Quantifying Historical Geographic Knowledge from Digital Maps.
Tenzing Shaw, Peter Bajcsy, Michael Simeone, and Robert Markley
National Center for Supercomputing Applications, University of Illinois at Urbana-Champaign
Microsoft Research eScience Workshop 2010
Berkeley, CA, October 11–13
An important question facing historians is how knowledge of different geographic regions varied between nations and over time. This type of question is often answered by examining historical maps created in different regions and at different times, and by evaluating the accuracy of these maps relative to modern geographic knowledge. Our research focuses on quantifying and automating the process of analyzing digitized historical maps in an effort to improve the precision and efficiency of this analysis.

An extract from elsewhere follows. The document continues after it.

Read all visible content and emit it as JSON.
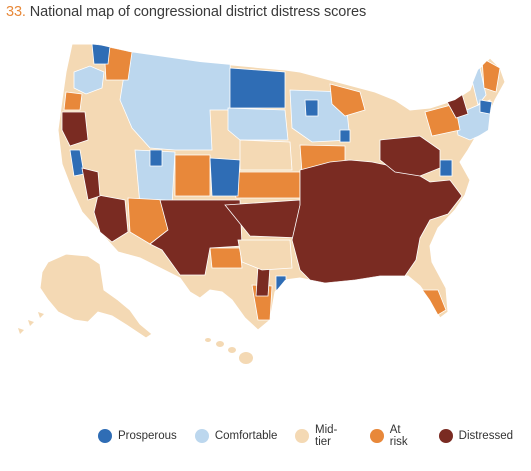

In this paper, we describe an algorithmic workflow designed for this purpose. We discuss the application of this workflow to the problem of automatically segmenting Lake Ontario from French and British historical maps of the Great Lakes region created between the 16th and 19th centuries, and computing the surface area of the lake according to each map. Comparing these areas with the modern figure of 7,540 square miles provides a way of measuring the accuracy of French versus British knowledge of the geography of the Lake Ontario region at different points in time.
Specifically, we present the results following the application of our algorithms to 40 historical maps. The procedure we describe can be extended to geographic objects other than Lake Ontario and to accuracy measures other than surface area.